International Date Line - Historical Alterations - Alaska

Alaska

Russia settled northwest North America from Siberia, that is, from the west with its own Julian calendar (it did not adopt the Gregorian calendar until 1918). The United States purchased Russian America while based in the contiguous United States, that is, from the east with its own Gregorian calendar (adopted in 1752 while a British colony). The transfer ceremony occurred on the day that the commissioners appointed by the governments of Russia and the United States for that purpose happened to arrive by ship (the USS Ossipee) at New Archangel (Sitka), the capital of Russian America. The United States recorded this date as Friday 18 October 1867 (Gregorian), now known as Alaska Day, whereas the Russian governor, who had remained in New Archangel, would have recorded it as Saturday 7 October 1867 (Julian). Senator Charles Sumner stated during his 3-hour ratification speech (an encyclopedic discussion of Russian America) on 9 April 1867 that this day of the week and calendar discord should be changed. Because the transfer of ownership officially occurred at 3:30 p. m. Sitka mean solar time (time zones were not yet in use), that was the date and time that Alaska changed from an Asian Julian date to an American Gregorian date.

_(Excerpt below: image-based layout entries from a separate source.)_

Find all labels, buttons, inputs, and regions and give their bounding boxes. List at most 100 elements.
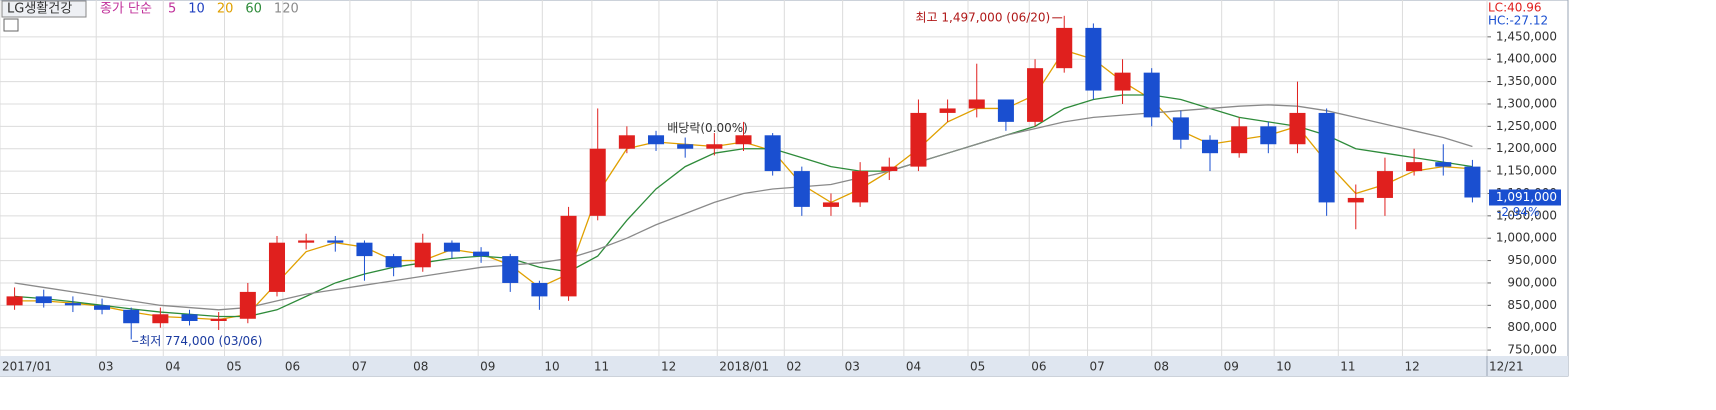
candle-body <box>64 303 81 306</box>
y-tick-label: 1,350,000 <box>1496 74 1557 88</box>
y-tick-label: 750,000 <box>1507 343 1557 357</box>
x-tick-label: 03 <box>98 360 113 374</box>
y-tick-label: 1,300,000 <box>1496 96 1557 110</box>
y-tick-label: 1,050,000 <box>1496 208 1557 222</box>
y-tick-label: 1,450,000 <box>1496 29 1557 43</box>
stock-name: LG생활건강 <box>7 2 72 17</box>
x-tick-label: 12 <box>661 360 676 374</box>
x-tick-label: 11 <box>594 360 609 374</box>
candle-body <box>793 171 810 207</box>
y-tick-label: 1,000,000 <box>1496 231 1557 245</box>
candle-body <box>239 291 256 319</box>
candle-body <box>327 240 344 243</box>
candle-body <box>968 99 985 109</box>
x-tick-label: 04 <box>165 360 180 374</box>
candle-body <box>181 314 198 321</box>
change-label: -2.94% <box>1497 205 1539 219</box>
legend-label: 종가 단순 <box>100 2 152 17</box>
y-tick-label: 1,400,000 <box>1496 52 1557 66</box>
x-tick-label: 07 <box>1090 360 1105 374</box>
candle-body <box>822 202 839 207</box>
price-label: 1,091,000 <box>1496 190 1557 204</box>
candle-body <box>706 144 723 149</box>
x-tick-label: 03 <box>845 360 860 374</box>
candle-body <box>1114 72 1131 91</box>
candle-body <box>560 215 577 297</box>
candle-body <box>881 166 898 172</box>
x-tick-label: 10 <box>1276 360 1291 374</box>
table-icon <box>3 18 19 32</box>
legend-item: 120 <box>274 2 299 17</box>
candle-body <box>735 135 752 145</box>
candle-body <box>1406 162 1423 172</box>
candle-body <box>1464 166 1481 198</box>
annotation-dividend: 배당락(0.00%) <box>667 121 748 135</box>
x-tick-label: 12/21 <box>1489 360 1524 374</box>
x-tick-label: 12 <box>1404 360 1419 374</box>
ma-line <box>14 104 1473 311</box>
candle-body <box>152 314 169 324</box>
candle-body <box>94 305 111 310</box>
candle-body <box>1318 112 1335 203</box>
x-tick-label: 06 <box>285 360 300 374</box>
candle-body <box>852 171 869 203</box>
x-tick-label: 11 <box>1340 360 1355 374</box>
candle-body <box>210 318 227 321</box>
hc-label: HC:-27.12 <box>1488 14 1548 28</box>
price-box <box>1489 189 1561 206</box>
candle-body <box>443 242 460 252</box>
candle-body <box>1172 117 1189 140</box>
x-tick-label: 02 <box>786 360 801 374</box>
candle-body <box>618 135 635 149</box>
legend-item: 60 <box>245 2 262 17</box>
candle-body <box>1231 126 1248 154</box>
candle-body <box>531 282 548 297</box>
candle-body <box>1201 139 1219 154</box>
candle-body <box>6 296 23 306</box>
candle-body <box>1347 197 1364 203</box>
x-tick-label: 05 <box>970 360 985 374</box>
y-tick-label: 850,000 <box>1507 298 1557 312</box>
y-tick-label: 950,000 <box>1507 253 1557 267</box>
x-tick-label: 05 <box>227 360 242 374</box>
candle-body <box>502 256 519 283</box>
candle-body <box>1435 162 1452 167</box>
candle-body <box>764 135 781 172</box>
candle-body <box>677 144 694 149</box>
candle-body <box>1260 126 1277 145</box>
candle-body <box>35 296 52 304</box>
y-tick-label: 1,200,000 <box>1496 141 1557 155</box>
candle-body <box>1085 27 1102 91</box>
x-tick-label: 2017/01 <box>2 360 52 374</box>
x-tick-label: 09 <box>1224 360 1239 374</box>
candle-body <box>1027 68 1044 122</box>
candle-body <box>123 309 140 324</box>
candle-body <box>473 251 490 257</box>
annotation-high: 최고 1,497,000 (06/20) <box>915 10 1050 24</box>
x-tick-label: 08 <box>413 360 428 374</box>
x-axis-band <box>0 356 1568 376</box>
candle-body <box>939 108 956 113</box>
candle-body <box>648 135 665 145</box>
candle-body <box>356 242 373 257</box>
stock-box <box>1 0 87 18</box>
x-tick-label: 09 <box>480 360 495 374</box>
candle-body <box>1056 27 1073 69</box>
candle-body <box>997 99 1014 122</box>
candle-body <box>414 242 431 268</box>
y-tick-label: 900,000 <box>1507 275 1557 289</box>
candle-body <box>1143 72 1160 118</box>
x-tick-label: 2018/01 <box>719 360 769 374</box>
x-tick-label: 08 <box>1154 360 1169 374</box>
legend-item: 5 <box>168 2 176 17</box>
candle-body <box>589 148 606 216</box>
candle-body <box>298 240 315 243</box>
candle-body <box>910 112 927 167</box>
candle-body <box>268 242 286 292</box>
x-tick-label: 06 <box>1031 360 1046 374</box>
x-tick-label: 10 <box>544 360 559 374</box>
y-tick-label: 800,000 <box>1507 320 1557 334</box>
candle-body <box>1289 112 1306 145</box>
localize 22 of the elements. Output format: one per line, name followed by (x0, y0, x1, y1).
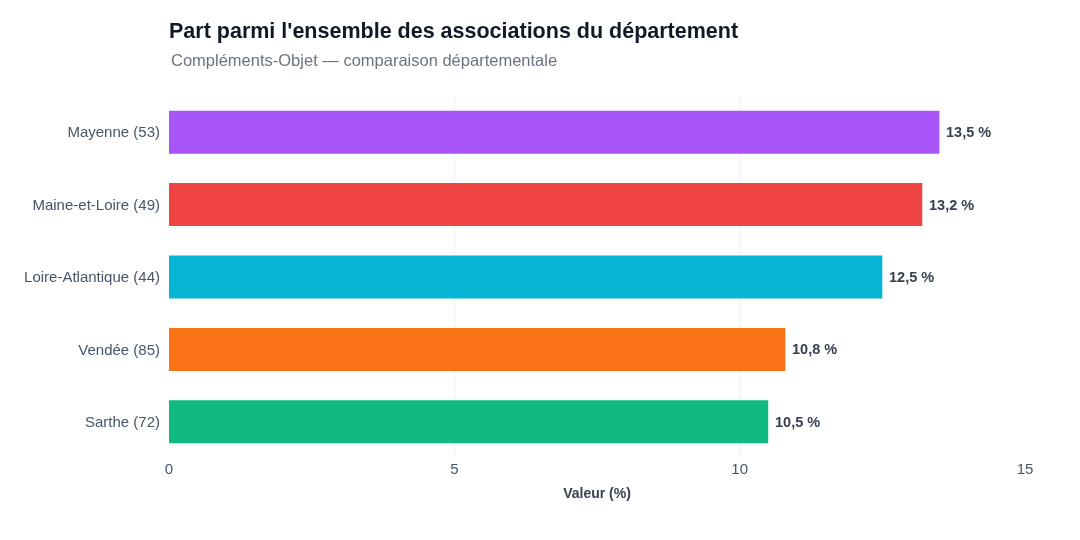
y-tick-label: Loire-Atlantique (44) (24, 268, 160, 286)
bar (169, 110, 940, 154)
bar (169, 327, 786, 371)
y-tick-label: Sarthe (72) (84, 413, 160, 431)
y-tick-label: Mayenne (53) (67, 123, 160, 141)
data-label: 12,5 % (889, 269, 935, 285)
bar (169, 400, 769, 444)
chart-subtitle: Compléments-Objet — comparaison départementale (171, 51, 558, 69)
data-label: 13,5 % (946, 124, 992, 140)
y-tick-label: Maine-et-Loire (49) (32, 195, 160, 213)
bar (169, 183, 923, 227)
x-axis-title: Valeur (%) (563, 485, 631, 502)
x-tick-label: 5 (450, 460, 459, 477)
data-label: 10,5 % (775, 414, 821, 430)
chart-title: Part parmi l'ensemble des associations du département (169, 19, 739, 44)
data-label: 10,8 % (792, 341, 838, 357)
x-tick-label: 0 (164, 460, 174, 477)
x-tick-label: 15 (1016, 460, 1034, 477)
x-tick-label: 10 (731, 460, 749, 477)
data-label: 13,2 % (929, 197, 975, 213)
bar (169, 255, 883, 299)
y-tick-label: Vendée (85) (78, 340, 160, 358)
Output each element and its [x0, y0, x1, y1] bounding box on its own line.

If the transfer had occurred at the preceding midnight, then Friday 6 October 1867 (Julian) would have been followed by Friday 18 October 1867 (Gregorian), a duplicate day with a 12-day difference appropriate both for changing from an Asian date to an American date (equivalent to moving the IDL from the east to the west of Alaska) and for changing from the Julian calendar to the Gregorian calendar during the 19th century.